Pioneer Spirit – Beating the Strongest Rivals
The first among peer industry champions are those with the strongest pioneer spirit.
The top two most admired companies, TSMC and MediaTek, both have the ability to make "disruptive innovations" that help create new markets.
MediaTek came in at the low-end of the market and slowly moved up the value chain in the NT$1 billion smartphone sector to become the third largest global player behind Samsung and Apple.
TSMC not only pioneered the dedicated foundry business, but also the business model of its customers – fabless IC design houses. Last year, IC design houses accounted for 27 percent of global semiconductor industry output. Before the turn of the century, that figure stood at less than 7 percent. Before the founding of TSMC, IC design houses did not even exist.

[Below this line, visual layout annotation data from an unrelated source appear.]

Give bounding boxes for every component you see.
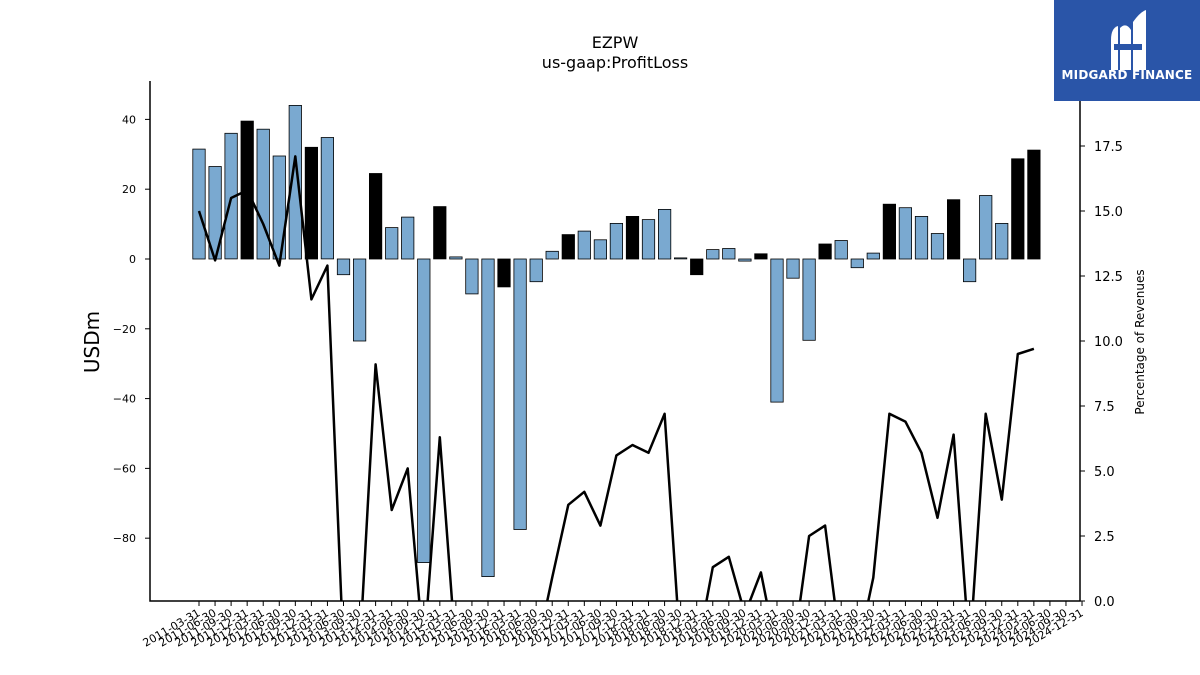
y2-tick-label: 17.5 [1094, 140, 1123, 155]
bar [625, 215, 640, 260]
bar [770, 258, 784, 403]
x-axis-ticks: 2011-03-312011-06-302011-09-302011-12-31… [141, 601, 1086, 650]
bar [401, 216, 415, 260]
bar [304, 146, 319, 260]
y2-tick-label: 7.5 [1094, 400, 1115, 415]
ratio-line [197, 155, 1035, 601]
bar [914, 215, 929, 260]
bar [336, 258, 351, 276]
bar [1011, 158, 1025, 260]
bar [802, 258, 816, 341]
bar [593, 239, 608, 260]
y-tick-label: −40 [113, 393, 136, 406]
y-tick-label: −80 [113, 532, 136, 545]
bar [449, 256, 463, 260]
bar [529, 258, 543, 283]
y2-tick-label: 15.0 [1094, 205, 1123, 220]
logo-text: MIDGARD FINANCE [1061, 68, 1193, 82]
bar [1027, 149, 1041, 260]
bar [963, 258, 977, 283]
bar [385, 227, 399, 260]
y-axis-label: USDm [80, 311, 104, 373]
y-tick-label: 0 [129, 253, 136, 266]
bar [352, 258, 367, 342]
bar [256, 128, 270, 260]
bar [898, 207, 913, 260]
y-tick-label: −60 [113, 462, 136, 475]
y2-tick-label: 5.0 [1094, 465, 1115, 480]
bar [995, 222, 1009, 260]
bar [320, 137, 335, 260]
bar [722, 248, 736, 260]
logo-mark-icon [1111, 10, 1146, 70]
bar [754, 253, 768, 260]
bar [545, 250, 559, 260]
y-tick-label: −20 [113, 323, 136, 336]
y2-tick-label: 0.0 [1094, 595, 1115, 610]
bar [818, 243, 832, 260]
chart-title: EZPW [591, 33, 639, 52]
y-tick-label: 40 [122, 113, 136, 126]
bar [786, 258, 800, 279]
y2-tick-label: 2.5 [1094, 530, 1115, 545]
y2-axis-ticks: 17.5 15.0 12.5 10.0 7.5 5.0 2.5 0.0 [1080, 140, 1123, 610]
y2-tick-label: 10.0 [1094, 335, 1123, 350]
bar [609, 222, 624, 260]
bar [658, 208, 672, 260]
bar [866, 252, 880, 260]
bar [465, 258, 479, 295]
bar [368, 173, 383, 260]
bar-series [192, 105, 1041, 578]
bar [417, 258, 431, 564]
bar [706, 249, 720, 260]
bar [674, 257, 688, 260]
bar [433, 206, 447, 260]
bar [288, 105, 302, 260]
bar [513, 258, 527, 530]
brand-logo: MIDGARD FINANCE [1054, 0, 1200, 101]
bar [738, 258, 752, 262]
bar [979, 195, 993, 260]
bar [481, 258, 495, 578]
bar [690, 258, 704, 276]
bar [834, 240, 848, 260]
bar [882, 203, 897, 260]
y-tick-label: 20 [122, 183, 136, 196]
bar [850, 258, 864, 269]
chart-subtitle: us-gaap:ProfitLoss [541, 53, 689, 72]
y2-axis-label: Percentage of Revenues [1133, 269, 1147, 414]
bar [577, 230, 591, 260]
bar [497, 258, 511, 288]
bar [192, 148, 206, 260]
bar [947, 199, 961, 260]
bar [641, 219, 656, 260]
ratio-line-series [197, 155, 1035, 601]
bar [561, 234, 575, 260]
y2-tick-label: 12.5 [1094, 270, 1123, 285]
bar [930, 233, 945, 260]
y-axis-ticks: 40 20 0 −20 −40 −60 −80 [113, 113, 150, 545]
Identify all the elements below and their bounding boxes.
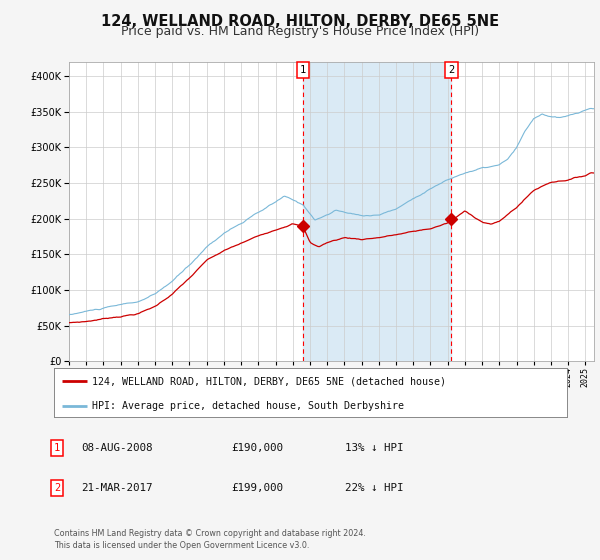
Text: £199,000: £199,000 [231,483,283,493]
Text: £190,000: £190,000 [231,443,283,453]
Text: 08-AUG-2008: 08-AUG-2008 [81,443,152,453]
Text: 2: 2 [448,64,455,74]
Text: 22% ↓ HPI: 22% ↓ HPI [345,483,404,493]
Text: 2: 2 [54,483,60,493]
Text: 124, WELLAND ROAD, HILTON, DERBY, DE65 5NE: 124, WELLAND ROAD, HILTON, DERBY, DE65 5… [101,14,499,29]
Text: 124, WELLAND ROAD, HILTON, DERBY, DE65 5NE (detached house): 124, WELLAND ROAD, HILTON, DERBY, DE65 5… [92,376,446,386]
Bar [303,62,451,361]
Text: 13% ↓ HPI: 13% ↓ HPI [345,443,404,453]
Text: 21-MAR-2017: 21-MAR-2017 [81,483,152,493]
Text: 1: 1 [54,443,60,453]
Text: 1: 1 [300,64,306,74]
Text: Contains HM Land Registry data © Crown copyright and database right 2024.
This d: Contains HM Land Registry data © Crown c… [54,529,366,550]
Text: HPI: Average price, detached house, South Derbyshire: HPI: Average price, detached house, Sout… [92,402,404,412]
Text: Price paid vs. HM Land Registry's House Price Index (HPI): Price paid vs. HM Land Registry's House … [121,25,479,38]
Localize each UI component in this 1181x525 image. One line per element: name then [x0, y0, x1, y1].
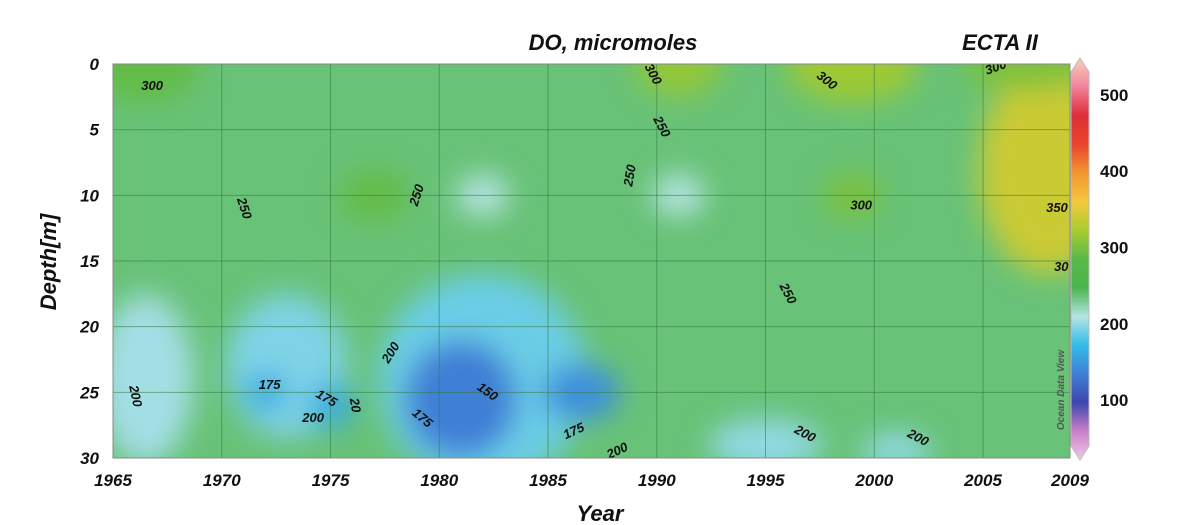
chart-title: DO, micromoles	[529, 30, 698, 55]
colorbar-tick-label: 100	[1100, 391, 1128, 410]
colorbar-tick-label: 200	[1100, 315, 1128, 334]
x-tick-label: 1975	[312, 471, 350, 490]
contour-label: 200	[126, 383, 146, 409]
contour-label: 350	[1046, 200, 1068, 215]
y-tick-label: 0	[90, 55, 100, 74]
x-tick-label: 1980	[420, 471, 458, 490]
x-tick-label: 2005	[963, 471, 1002, 490]
contour-label: 250	[620, 163, 639, 189]
colorbar-tick-label: 300	[1100, 239, 1128, 258]
x-tick-label: 1965	[94, 471, 132, 490]
field-patch	[113, 293, 194, 458]
x-axis-ticks: 1965 1970 1975 1980 1985 1990 1995 2000 2005 2009	[94, 471, 1089, 490]
field-patch	[113, 64, 200, 104]
x-tick-label: 2000	[854, 471, 893, 490]
chart-subtitle: ECTA II	[962, 30, 1039, 55]
contour-label: 30	[1054, 259, 1069, 274]
y-tick-label: 30	[80, 449, 99, 468]
field-patch	[978, 64, 1070, 275]
contour-label: 250	[406, 182, 428, 209]
contour-label: 200	[301, 410, 324, 425]
colorbar: 100 200 300 400 500 Ocean Data View	[1056, 57, 1128, 461]
colorbar-tick-label: 500	[1100, 86, 1128, 105]
x-tick-label: 2009	[1050, 471, 1089, 490]
x-axis-label: Year	[577, 501, 625, 525]
y-tick-label: 5	[90, 121, 100, 140]
colorbar-ticks: 100 200 300 400 500	[1100, 86, 1128, 410]
field-patch	[787, 64, 918, 104]
colorbar-tick-label: 400	[1100, 162, 1128, 181]
gridlines	[113, 64, 1070, 458]
x-tick-label: 1985	[529, 471, 567, 490]
contour-label: 300	[141, 78, 163, 93]
y-tick-label: 25	[79, 383, 99, 402]
y-tick-label: 20	[79, 318, 99, 337]
x-tick-label: 1990	[638, 471, 676, 490]
contour-label: 20	[347, 396, 365, 415]
x-tick-label: 1970	[203, 471, 241, 490]
contour-label: 250	[234, 195, 256, 222]
y-tick-label: 10	[80, 186, 99, 205]
x-tick-label: 1995	[747, 471, 785, 490]
y-axis-label: Depth[m]	[36, 213, 61, 310]
field-patch	[961, 64, 1070, 91]
contour-label: 300	[850, 197, 872, 212]
field-patch	[404, 339, 518, 458]
y-tick-label: 15	[80, 252, 99, 271]
field-patch	[861, 433, 931, 458]
colorbar-bar	[1070, 57, 1090, 461]
y-axis-ticks: 0 5 10 15 20 25 30	[79, 55, 99, 468]
colorbar-watermark: Ocean Data View	[1056, 349, 1067, 430]
plot-frame	[112, 63, 1071, 459]
contour-label: 175	[259, 377, 281, 392]
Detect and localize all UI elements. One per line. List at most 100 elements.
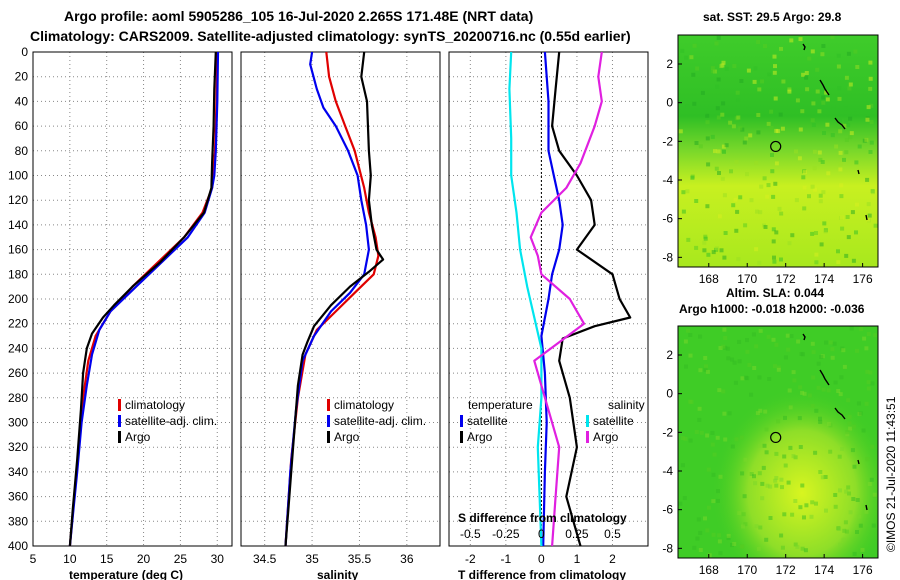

As technology leaders TSMC and MediaTek set out from the small island of Taiwan to conquer the world, they worked hard and unrelentingly to ultimately beat their strongest competitors.
The scents of early autumn are in the air, trees and shrubs loaded with ripening fruit. The picturesque Xiake Lake opposite TSMC's Fab 14 is bathed in the warm golden glow of the setting sun.
Defying economic boom-and-bust cycles, Taiwan's most admired companies display courage, tenacity and pioneer spirit. Again and again they turn their respective industries upside down, making an impact worldwide.